Michael's accompanying note starts this way:
A couple of years ago I was playing around with the idea that representation had a cost — you couldn't learn to discriminate something efficiently without losing a certain sense of veridicality at the same time. I suspect that the loss of sensitivity to L2 phonological categories is a natural consequence of this (as is the loss of "perfect pitch").
I began to think in the end that it was probably just the analog of physical principles of conservation (and that the only reason it wasn't obvious was because cognitive science is all about free lunches). — which is a long winded way of saying that i've been thinking more about "literally" as an intensifier, and what "intensifier" means. I think one can make sense of it in information theoretic terms. See the attached graphs, which show the probability that literally will precede a verb, plotted against the verb's log frequency, and then the change in the verb's entropy conditional on "literally."
As you can see, the way literally intensifies is to redistribute entropy. It makes lower frequency verbs more predictable (the counter-intuitive thing — because it is most "informative about highly informative verbs"), but it does this by making higher frequency verbs less predictable (the conservation bit) — which is also the part that sort of accords with normal linguistic intuitions, because in doing so, it makes higher frequency verbs more informative.
To control for the idea that this is a weird property of small samples of language, I've also plotted the distribution of the exact same set of verbs conditioned on "definitely" […] (if i wasn't needing to get on with the day, I'd do the reverse switch of definitely – literally too).
The graph that shows "the change in the verb's entropy conditional on literally" is here:
(Michael's graph labelled the x-axis as "p(noun)", which I'm pretty sure was a typo or something left over from another plot… apologies if I've misunderstood something.)

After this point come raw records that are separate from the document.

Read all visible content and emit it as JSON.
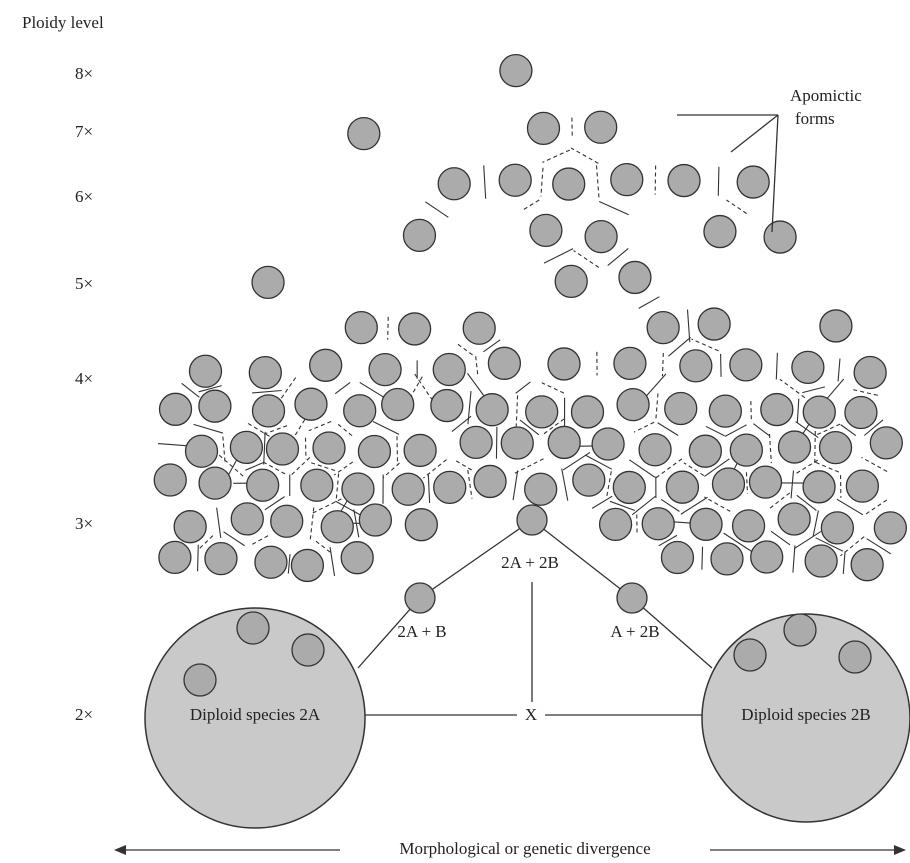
{
  "y_axis": {
    "title": "Ploidy level",
    "levels": [
      "8×",
      "7×",
      "6×",
      "5×",
      "4×",
      "3×",
      "2×"
    ]
  },
  "annotation": {
    "lines": [
      "Apomictic",
      "forms"
    ]
  },
  "hybrids": {
    "top": "2A + 2B",
    "left": "2A + B",
    "right": "A + 2B",
    "cross": "X"
  },
  "parents": {
    "left": "Diploid species 2A",
    "right": "Diploid species 2B"
  },
  "x_axis": {
    "title": "Morphological or genetic divergence"
  }
}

In a comment on Sunday's post, Dominik Lukeš linked to a post at Metaphor Hacker where he reports some other relevant corpus data about literally, "suggest[ing] that 'literally' is often associated with scalar concepts and therefore [functions] as both a potential trigger and disambiguator of hyperbole". Specifically, he notes that the top ten nouns immediately following literally (in COCA) are almost all quantificational:
- HUNDREDS 152
- THOUSANDS 118
- MILLIONS 55
- DOZENS 35
- BILLIONS 17
- HOURS 14
- SCORES 14
- MEANS 11
- TONS 11
And the top ten preceding adverbs also mostly suggest scalarity:
- QUITE 552
- ALMOST 117
- BOTH 91
- JUST 67
- TOO 50
- SO 38
- MORE 37
- VERY 31
- SOMETIMES 30
- NOW 26
Update — I asked Michael for the recipe that he used to create the plots. He responded:
hopefully this is better than a recipe… the actual spreadsheets i used to do the analyses. there is a lot of redundancy in them because this really was a breakfast expt, and os they are a hack / re-use of some tables that i made for adjectives and nouns. i've done a quick bit of coloring to help you make sense of them. the blue columns are the raw data, and the red columns are the ones that generate the graphs.
Update #2 — I think that Steve Kass is on to something about where the patterns come from, although I think the patterns themselves retain considerable interest. In order to check out his idea, I generated and plotted some fake data using this R script. The basic idea is to take a random sample of NTOKENS tokens from NTYPES types, assuming a 1/F probability distribution, and then to modify some of these randomly, by assuming an independent 1/F distribution of conditional probability of modification. We can then plot the log empirical frequency of types against the empirical probability of modification: the overall pattern shows a (noisy and quantized) version of the underlying distribution, and if we plot only the most-often-modified end of the list, we see the overall shape pretty well:
If show log frequency against empirical modification probability for counts derived from a second, independent probability-of-modification distribution, we see the same pattern overall, but the top of the list (being less fully determined by the things that determine the y-axis data) tends to sample the flatter part of the distribution:
It's possible that simulations more accurately reflecting the background facts of the COCA corpus would reproduce Michael's findings more exactly. But it's also possible that the patterns he saw deviate from these expectations — and in any case, his ruminations might apply even if the observed patterns are statistically necessary rather than linguistically contingent.